Doubletroublemummy2 · 06/12/2013 21:54

IT IS NOT OK TO DROP AND RUN, the mom you are leaving your child with is running a birthday party which is stressful enough, not a baby sitting service! if something happens to your child she has to abandon her childs party to take of it, not fair. Your child is 3.5 and not missing out on anything important. It is not unreasonable for her to miss the odd party considering your condition. Bear in mind that if you ask the host and she says yes it is probably out of politeness and your child may not be invited next time. Also would you like it if it was your childs party.

blackandwhiteandredallover · 06/12/2013 21:55

The only way you will know is to ask the parent! In my experience, from about 4th birthday parties onwards parties held in people's houses tended to be 'drop off' parties, mainly due to space. I specifically told parents DD's birthday was a drop off party- I could barely squeeze the 8 kids in the house, let alone 8 extra adults who would no doubt want food, cups of tea etc.

But at that age I would never assume it was a drop and run party without asking. Do you know any other parents going? Could you ask them to keep an eye on her?
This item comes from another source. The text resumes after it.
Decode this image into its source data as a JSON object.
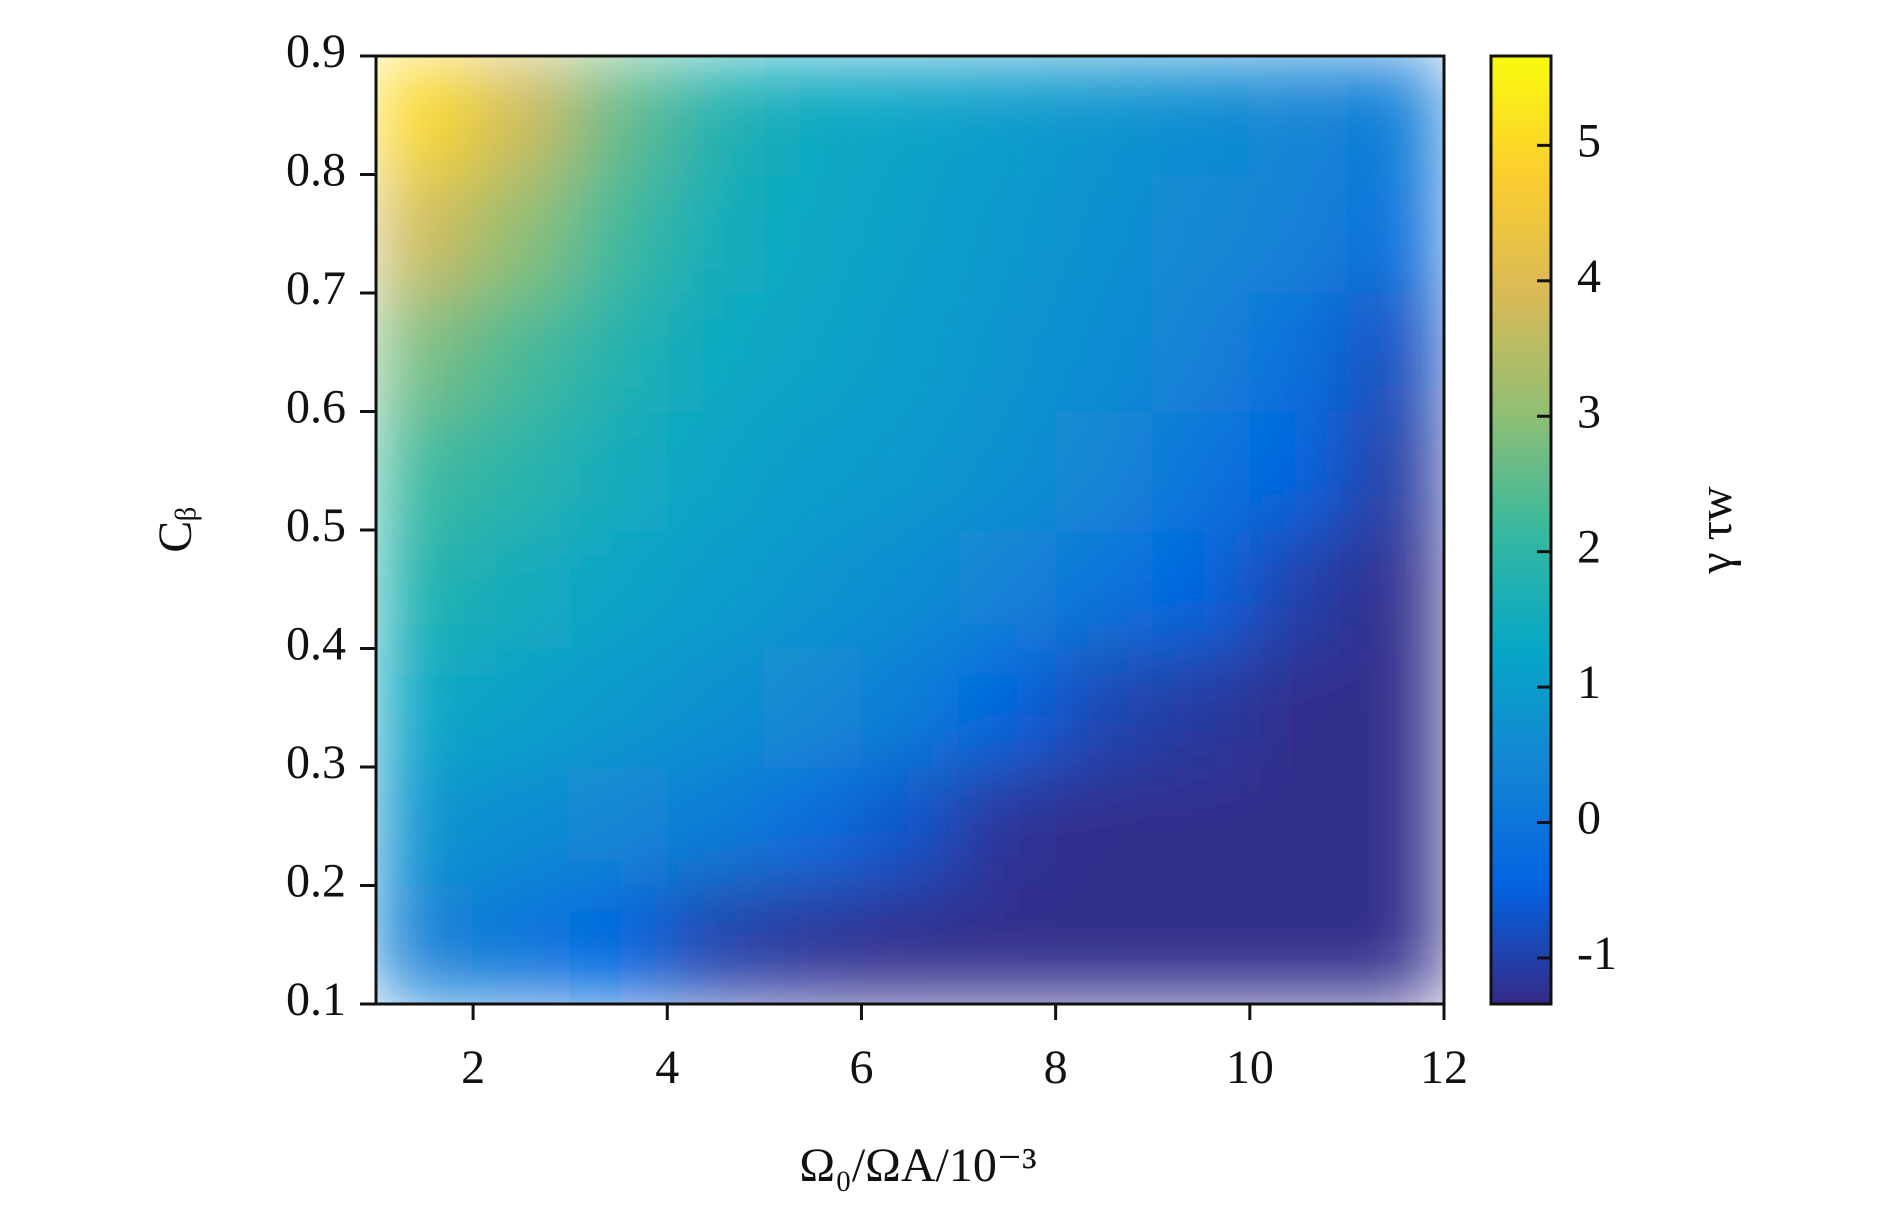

rookietherednosedreindeer · 06/12/2013 22:01

Too young to drop and run - for my DS that only started around 5 years old - and I literally had to drag a dad back to comfort his crying child as he ran out the soft play door. Are you friendly with any of the other mums - could they be the one keeping an eye out for her?

attheendoftheday · 06/12/2013 23:39

I think 3.5 is too young to drop and run, sorry. Is there another parent going who's agree to be responsible for her as well as their own dc?

LiegeAndLief · 06/12/2013 23:42

At that age I only left mine at one party, it was her best friend, I knew the mum well, it was at her house and there were only four little girls in total. Oh, and dd begged me to leave her! I wouldn't have done in any other circumstance I don't think.

WooWooOwl · 06/12/2013 23:46

You need to ask the host whether they mind or not, and do what they say. That's really all there is to it. If they want parents to stay, the you will have the choice if braving it out, or not going.

WaitMonkey · 07/12/2013 04:52

Too young in my opinion.

plentyofsoap · 07/12/2013 05:33

It depends on the setting tbh. However if its causing you stress just miss it. Your dd will not be scarred for life over it.

gimcrack · 07/12/2013 07:08

It depends on the child and the setting. Ask the mum if you can and see how your DS settled in. Going later is a good idea, too.

I tried to drop and run with my five-year-old DS, then some unexpected clowns arrived...

RFLmum · 07/12/2013 07:32

I think as long as you check with the hostess and think your dc will be happy then it's fine. You could also ask another mum who's staying to keep an eye on her and leave your mobile in case of problems.
To put it into context I once had a mum try and drop her 4 year old with me when I was hosting a party for 30 4/5 year olds in a public hall that opened onto a main road and I had my 2 year old twins to manage. So I said no. (In the end another mum watched her dd for her)
But last year when my twins were 4, I had a party in our house for 20 four year olds and I positively encouraged people to drop because I felt comfortable with them all safe in the house, I didn't have any younger ones to look after and space was obviously an issue. So I guess I'm saying that in principle I think it can be fine but you should check with the party mum first.